How to survive in a restaurant kitchen
- Kira van Niekerk
- Jan 29
- 3 min read
Updated: Jan 30
From the moment you step foot into the kitchen and put your apron on, it almost feels like there is a shift in your reality. The problems you face outside feel intangible because you are greeted with new problems within the kitchen that can only be solved in the kitchen. The chaos in the kitchen is a normality which I can always only ever laugh about on my off days. With my limited experience with working in a kitchen, these are my survival tips and tricks that I've learnt on my journey of being an industry chef.
When you start your shift there will always be enough pots for everyone to use but give yourself an hour into your shift and apparently there are not enough pots for you to even boil water. The most unethical way to go about this problem is to snatch all the pots you need and fill them with anything because nothing is more frustrating than seeing an empty pot sitting on a section being held hostage only to be used four hours later. So far, no one has picked up on my genius plan and in my opinion could potentially work for sections that don't often use an induction. I used to work in a kitchen that would hide equipment and the chefs didn't even end up using it that day...how diabolical and evil, but I get it, survival of the fittest I suppose.
Another survival tactic that I've picked up on is basically yelling at other chefs. Between the music being played at full volume, metal spoons being slammed against the rims of pots, kitchen aids running on the highest gear and the oven screaming at anyone who opens the door, the chefs in the kitchen will probably not be able to hear you all that well. Personally if you speak at a normal volume, it would be considered unacceptable and I will ask you to repeat yourself till I can hear every syllable (I have been told that I'm dramatic). If you are someone who does not like to repeat themselves then this tactic is perfect for you.
Working in industry you tend to pick up the major love language within the culture of cheffing which is acts of service. No we are not surprised. Weighing out recipes the night before so that they can be cooked the following day is a love letter from one chef to another. It basically means someone thought about you, someone was intentional with their actions and someone cares about you and your prep. Anthony Bourdain did say chefs are nice people and I agree with that statement, we just have a different way of showing our love and appreciation.
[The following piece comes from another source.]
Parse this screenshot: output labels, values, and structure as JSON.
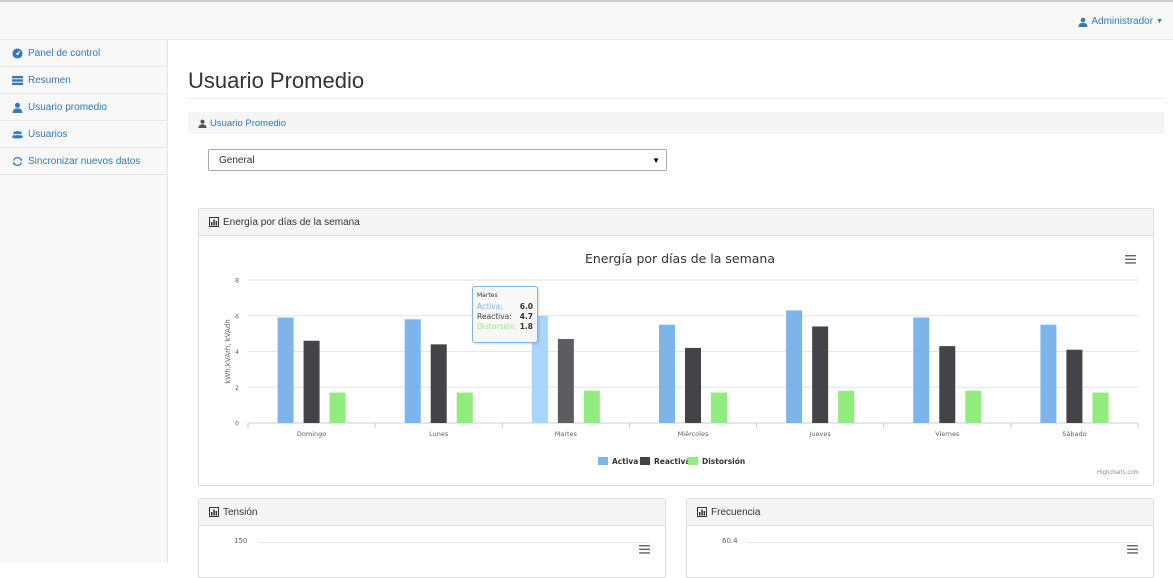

Never over season your thoughts. Chefs are not the most sane people with the lack of sleep, lack of nutritional food, the constant over stimulation at work and people asking a million and one questions a day, chefs tend to be short fused. If you are lucky, you might be surrounded by chefs who hide it better but not all of us are that lucky. Chefs tend to be blinded by the pressure of the kitchen and say things they don't mean and sometimes don't even have to use words! Chefs serve a look similar to the one your mom gave you when you ran the trolly into her ankle. Pretty scary stuff. Advice from a not too wise chef, just focus on what you are doing, focus on the outcome of what you are doing and keep pushing to get to the end of service.
Just walk faster. Walk like you are on a mission even if it is just to get a whisk you forgot to grab with your other equipment. There are so many benefits to this strategy of survival. The first one is, no one is going to stop and talk to you which is fabulous for an introvert like myself. No small talk, no deep conversations and no "we should make plans to hangout". Sorry, can't talk...I'm walking fast. The second beneficial factor is you will probably burn a lot of calories that you got from all the offcuts you secretly eat at work. And with this in mind, don't drag your feet. It's just not a good look.
Don't take peoples dish cloth, don't use another chefs knife without asking, don't steal bowls that people went to get themselves and make a staff chow that you are proud of. The list of do's and don'ts are long and can differ from kitchen to kitchen but I do hope my list helps anyone working in industry, about to start or are considering to join the industry. Good luck soldier.